A metric definition is a simple Custom Object that loads a HuggingFace metric.

The metric custom object has an extra-field additional_kwargs that will be pass to the compute() function of the HuggingFace metric. This will be required for some metrics, as shown in the example with precision, recall and F1 below.

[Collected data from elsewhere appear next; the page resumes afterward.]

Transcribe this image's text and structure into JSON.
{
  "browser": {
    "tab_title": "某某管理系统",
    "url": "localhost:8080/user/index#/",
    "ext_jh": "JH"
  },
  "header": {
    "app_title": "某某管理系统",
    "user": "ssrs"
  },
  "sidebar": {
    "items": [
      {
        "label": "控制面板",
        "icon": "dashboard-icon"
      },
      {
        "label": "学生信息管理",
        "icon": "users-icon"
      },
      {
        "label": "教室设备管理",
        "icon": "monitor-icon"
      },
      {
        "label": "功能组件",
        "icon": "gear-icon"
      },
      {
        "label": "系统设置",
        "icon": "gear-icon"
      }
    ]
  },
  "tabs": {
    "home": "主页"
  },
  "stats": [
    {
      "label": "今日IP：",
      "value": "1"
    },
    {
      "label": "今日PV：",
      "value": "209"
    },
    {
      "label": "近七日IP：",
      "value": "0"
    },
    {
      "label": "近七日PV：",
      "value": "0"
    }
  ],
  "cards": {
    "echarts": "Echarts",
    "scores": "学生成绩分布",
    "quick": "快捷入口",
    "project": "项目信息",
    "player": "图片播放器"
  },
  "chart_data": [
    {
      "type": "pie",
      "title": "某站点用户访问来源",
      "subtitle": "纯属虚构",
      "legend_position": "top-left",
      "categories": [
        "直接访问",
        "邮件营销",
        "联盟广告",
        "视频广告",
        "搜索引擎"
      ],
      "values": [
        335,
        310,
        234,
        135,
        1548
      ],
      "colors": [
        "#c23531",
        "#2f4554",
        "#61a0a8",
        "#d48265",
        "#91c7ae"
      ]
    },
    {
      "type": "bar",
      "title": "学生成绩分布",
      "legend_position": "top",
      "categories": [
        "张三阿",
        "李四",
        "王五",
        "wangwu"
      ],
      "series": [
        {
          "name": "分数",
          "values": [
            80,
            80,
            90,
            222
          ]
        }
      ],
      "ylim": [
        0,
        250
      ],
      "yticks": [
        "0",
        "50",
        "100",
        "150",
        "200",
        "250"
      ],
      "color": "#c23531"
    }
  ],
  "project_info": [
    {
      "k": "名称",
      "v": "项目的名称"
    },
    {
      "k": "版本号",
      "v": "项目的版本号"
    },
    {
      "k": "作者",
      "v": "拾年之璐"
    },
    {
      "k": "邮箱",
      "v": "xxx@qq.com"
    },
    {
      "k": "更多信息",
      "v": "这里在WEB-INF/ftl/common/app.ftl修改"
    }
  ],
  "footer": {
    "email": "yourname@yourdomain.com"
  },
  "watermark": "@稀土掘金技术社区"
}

Metric DefinitionConfig Example

from typing import Dict

from pydantic import Field

from azimuth.config import CustomObject


class MetricDefinition(CustomObject):
    additional_kwargs: Dict = Field(
        default_factory=dict,
        title="Additional kwargs",
        description="Keyword arguments supplied to `compute`.",
    )

{
  "metrics": {
    "Accuracy": {
      "class_name": "datasets.load_metric",
      "kwargs": {
        "path": "accuracy"
      }
    },
    "Precision": {
      "class_name": "datasets.load_metric",
      "kwargs": {
        "path": "precision"
      },
      "additional_kwargs": {
        "average": "weighted"
      }
    },
    "Recall": {
      "class_name": "datasets.load_metric",
      "kwargs": {
        "path": "recall"
      },
      "additional_kwargs": {
        "average": "weighted"
      }
    },
    "F1": {
        "class_name":"datasets.load_metric",
        "kwargs": {
          "path": "f1"
        },
        "additional_kwargs": {
          "average": "weighted"
        }
    }
  }
}

Custom Metrics

For more experienced users, HuggingFace presents how to create custom metrics in this tutorial.

For custom metrics, Azimuth supplies probabilities when possible. The compute method must follow this signature:

from typing import Any, Dict, List

import numpy as np


def _compute(
        self,
        predictions: List[int],  # (1)
        references: List[int],  # (2)
        probabilities: np.ndarray,  # (3)
) -> Dict[str, Any]:  # (4)
    ...

Predicted labels (1 class per sample).
Ground truth labels.
Probabilities computed by the pipeline.
A dictionary with the computed values.